Personal information
- Born: 18 April 1927
- Died: 7 December 2023 (aged 96)
- Original team(s): Burnie (NWFU)
- Height: 181 cm (5 ft 11 in)
- Weight: 79 kg (174 lb)

Playing career^{1}
- Years: Club / Games (Goals)
- 1948–1950: Essendon / 09 0(11)
- 1950–1954: Geelong / 78 (278)
- Total:  / 87 (289)
- ^{1} Playing statistics correct to the end of 1955.

Career highlights
- Geelong premiership player: 1951, 1952;

= George Goninon =

Australian rules footballer (1927–2023)

George Goninon (18 April 1927 – 7 December 2023) was an Australian rules footballer in the Tasmanian North West Football Union (NWFU) and Victorian Football League (VFL).

Goninon was Geelong's champion goalkicker at full-forward in the 1951 and 1952 Grand Final wins, including kicking 11 goals in the 1951 Semi-Final, the equal-most goals scored in a VFL/AFL final, and the last player to get a double-digit goal tally in a final for 43 years (when Garry Lyon kicked 10 goals in a semi-final in 1994).

He was going strong in 1953, with the Cats being hot favourites to make it three in a row.
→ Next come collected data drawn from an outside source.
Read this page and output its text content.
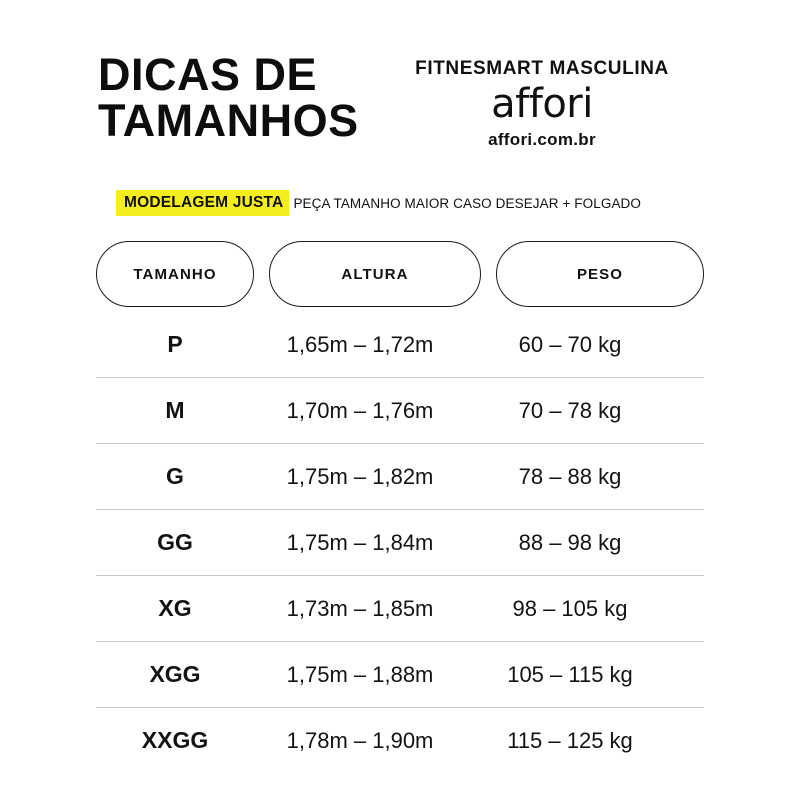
DICAS DE
TAMANHOS
FITNESMART MASCULINA
affori
affori.com.br
MODELAGEM JUSTA PEÇA TAMANHO MAIOR CASO DESEJAR + FOLGADO
TAMANHO	ALTURA	PESO
P	1,65m – 1,72m	60 – 70 kg
M	1,70m – 1,76m	70 – 78 kg
G	1,75m – 1,82m	78 – 88 kg
GG	1,75m – 1,84m	88 – 98 kg
XG	1,73m – 1,85m	98 – 105 kg
XGG	1,75m – 1,88m	105 – 115 kg
XXGG	1,78m – 1,90m	115 – 125 kg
However, he was dropped from the team that would go on to lose the flag to Collingwood by two goals as a consequence of his marital infidelity. In 2007, then 80 and living on the Gold Coast, the twice-married Goninon claimed he was a "victim of the times", a strict "church-on-Sundays age" when, being married, he had an affair and was found out (thus causing his potentially crucial omission). Geelong, with 90% churchgoers at the time, frowned on him and coerced the club to drop him out of the team in the midst of the final series despite kicking 65 goals from 18 games in 1953 and being Geelong's leading goalkicker for the fourth successive year.